A 90-year-old white woman with poorly differentiated squamous cell lung carcinoma presented for evaluation of a submammary and inguinal rash. The rash coincided with a recent increase of her erlotinib dosage from the dosage that she had been taking for the previous 3 months without dermatologic sequelae. The rash was associated with mild tenderness and had not responded to initial treatment with nystatin powder. The patient’s personal medical history and family medical history were negative for significant cutaneous disease, and findings of a review of systems were unremarkable.
Sharply marginated, nonscaling, submammary and inguinal plaques were noted bilaterally on physical examination. Similar lesions were noted on the right lateral neck and upper arms, with sparing of the intergluteal and perianal areas. The initial differential included a psoriasiform drug eruption vs intertrigo, with an id reaction.
The rash persisted with only central clearing despite treatment with desonide cream and ketoconazole cream for 2 weeks. In addition, involvement of flexural areas and nonintertriginous areas (ie, posterior neck, right forearm, and upper chest) along with pruritus developed. A biopsy of the right dorsal forearm and the left medial breast was obtained, and treatment was continued pending biopsy results.
Ketoconazole was discontinued, and triamcinolone cream replaced the desonide cream on weekends. The patient was also advised to use over-the-counter second-generation H1 antihistamines for pruritus.
The patient’s oncologist was consulted to address the risks and benefits of erlotinib therapy cessation. Radiologic evidence supported the efficacy of erlotinib, so symptomatic relief of the rash was continued with modest response. The patient subsequently died from complications of cancer.
The biopsies of both sites showed findings consistent with psoriasiform dermatitis and were both periodic acid–Schiff (PAS) negative (Figure).
Figure: A punch biopsy specimen from the right forearm showing compact parakeratosis with intracorneal acute inflammation, psoriasiform epidermal hyperplasia with focal neutrophilic exocytosis, thinning of the suprapapillary plates, and mild chronic dermal inflammation (hematoxylin-eosin; original magnification Å~20 [left] and Å~40 [right]).
Psoriasis is a multifactorial disorder with aberrant proliferative and immunologic pathways prominently contributing to its etiopathogenesis. Vital participants in the aberrant signaling of psoriasis are epidermal growth factor receptors (EGFRs), which are associated with the dysregulation of keratinocyte development and differentiation.

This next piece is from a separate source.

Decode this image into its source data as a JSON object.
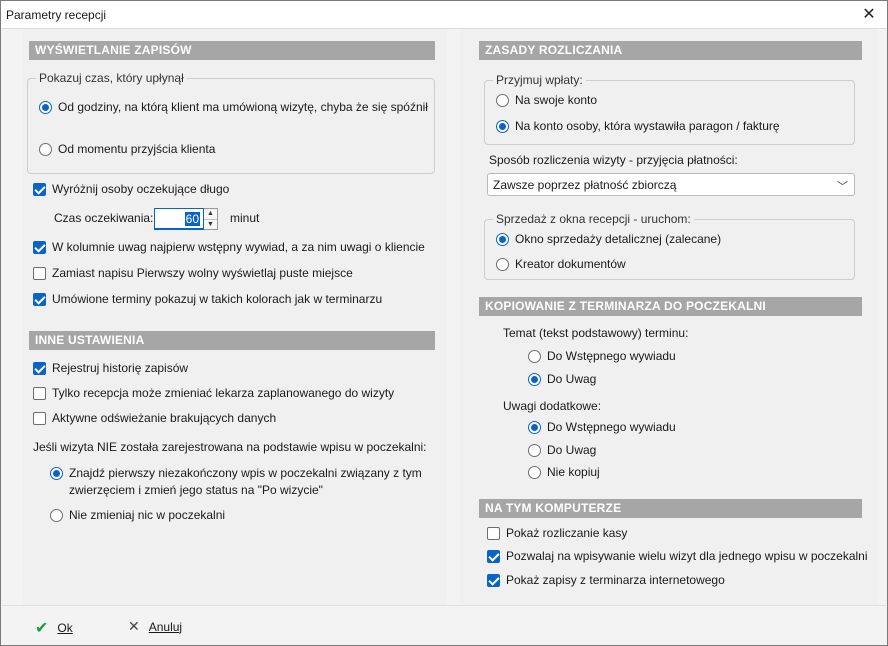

Based upon the effect of the EGFR, it would be predicted that drugs used to slow this pathway would have a concomitant beneficial effect in patients with psoriasis. However, our patient developed de novo psoriasis while being treated with erlotinib for lung carcinoma.

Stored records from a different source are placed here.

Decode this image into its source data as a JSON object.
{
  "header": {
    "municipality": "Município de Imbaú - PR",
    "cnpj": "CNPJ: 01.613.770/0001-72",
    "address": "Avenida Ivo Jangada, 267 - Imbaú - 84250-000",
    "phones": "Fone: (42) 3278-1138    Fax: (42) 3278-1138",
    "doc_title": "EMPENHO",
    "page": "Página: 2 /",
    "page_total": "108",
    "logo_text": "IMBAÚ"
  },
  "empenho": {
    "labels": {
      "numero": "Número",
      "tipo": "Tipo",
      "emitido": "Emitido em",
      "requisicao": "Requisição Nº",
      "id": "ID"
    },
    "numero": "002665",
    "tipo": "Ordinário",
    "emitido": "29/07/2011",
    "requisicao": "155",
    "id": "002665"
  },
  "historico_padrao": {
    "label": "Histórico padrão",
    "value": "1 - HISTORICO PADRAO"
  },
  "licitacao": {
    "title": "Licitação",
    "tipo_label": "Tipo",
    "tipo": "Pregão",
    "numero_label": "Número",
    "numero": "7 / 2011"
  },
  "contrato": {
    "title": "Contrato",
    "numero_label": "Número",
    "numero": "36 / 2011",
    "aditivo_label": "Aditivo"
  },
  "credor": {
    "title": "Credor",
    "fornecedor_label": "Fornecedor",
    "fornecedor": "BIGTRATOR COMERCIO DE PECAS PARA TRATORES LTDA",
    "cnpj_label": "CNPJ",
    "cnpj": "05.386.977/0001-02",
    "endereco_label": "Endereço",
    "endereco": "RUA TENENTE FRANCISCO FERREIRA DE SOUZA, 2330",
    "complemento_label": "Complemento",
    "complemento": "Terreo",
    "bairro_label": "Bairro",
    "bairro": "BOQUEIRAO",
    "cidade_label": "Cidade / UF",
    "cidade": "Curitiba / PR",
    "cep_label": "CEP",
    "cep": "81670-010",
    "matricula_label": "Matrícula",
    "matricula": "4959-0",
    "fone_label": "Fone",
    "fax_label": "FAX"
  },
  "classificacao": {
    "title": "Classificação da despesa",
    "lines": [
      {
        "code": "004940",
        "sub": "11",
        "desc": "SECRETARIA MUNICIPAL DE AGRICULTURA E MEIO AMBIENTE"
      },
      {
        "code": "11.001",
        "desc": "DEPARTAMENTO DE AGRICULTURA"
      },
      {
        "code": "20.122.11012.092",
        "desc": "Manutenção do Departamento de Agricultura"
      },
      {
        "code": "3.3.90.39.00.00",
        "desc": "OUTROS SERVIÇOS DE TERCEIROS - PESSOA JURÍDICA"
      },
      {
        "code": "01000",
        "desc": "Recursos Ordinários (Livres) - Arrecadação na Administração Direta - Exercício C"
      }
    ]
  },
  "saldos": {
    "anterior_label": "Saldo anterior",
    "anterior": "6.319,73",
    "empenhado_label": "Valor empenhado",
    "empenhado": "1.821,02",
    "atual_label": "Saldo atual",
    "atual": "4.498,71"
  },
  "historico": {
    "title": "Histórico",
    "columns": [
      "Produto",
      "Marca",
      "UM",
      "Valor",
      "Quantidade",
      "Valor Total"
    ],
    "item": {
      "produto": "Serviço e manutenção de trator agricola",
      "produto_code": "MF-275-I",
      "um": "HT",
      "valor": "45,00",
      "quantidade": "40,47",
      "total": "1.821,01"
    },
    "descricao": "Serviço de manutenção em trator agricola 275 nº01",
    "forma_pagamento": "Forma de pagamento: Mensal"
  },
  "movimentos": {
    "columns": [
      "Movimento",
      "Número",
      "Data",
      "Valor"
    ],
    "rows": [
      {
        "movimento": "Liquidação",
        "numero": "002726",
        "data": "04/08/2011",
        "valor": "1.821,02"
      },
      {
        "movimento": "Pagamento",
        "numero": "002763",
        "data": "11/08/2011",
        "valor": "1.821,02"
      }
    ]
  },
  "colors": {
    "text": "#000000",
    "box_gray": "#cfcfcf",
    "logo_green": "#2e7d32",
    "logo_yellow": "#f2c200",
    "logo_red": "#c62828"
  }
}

Normal basal keratinocytes contain EGFRs that decrease with differentiation.1 Activation of EGFRs leads to receptor dimerization in the cell membrane and subsequent activation via autophosphorylation of intracellular tyrosine kinase domains; autophosphorylation is prevented by tyrosine kinase inhibitors (TKIs). Once the tyrosine kinase domains are activated, a downstream signaling pathway stimulates cell division, proliferation, and differentiation.2 In psoriatic lesions, there is a consistent increase in EGFRs, likely resulting from receptor persistence in sites of abnormal differentiation. As psoriatic lesions regress, the number of EGFRs decline in the epidermis.1
The 4 major skin toxic effects of TKIs, in order of decreasing incidence, are acneiform rash, pruritus, xerosis, and paronychia.3
The rash is seen more often with monoclonal antibodies rather than TKIs and is characterized by papules or pustules with a follicular distribution. Many medications have been reported to induce or exacerbate psoriasis, including TKIs, but erlotinib is not one of them.4 In fact, there have been at least 3 documented case reports in which patients treated with erlotinib saw improvement of their psoriasis.5,6
It is intriguing and paradoxical that EGFR inhibitors induce or exacerbate psoriasis, given their mechanism of action. Explanations might include a dose-dependent effect, synergy with concomitant drugs, or perhaps genomic subtypes of affected patients. Our observation of this paradoxical response potentially offers insights into the understanding of more-specific targets in the EGFR cascade and the potential for capturing their beneficial effects in the treatment of common dermatologic disease.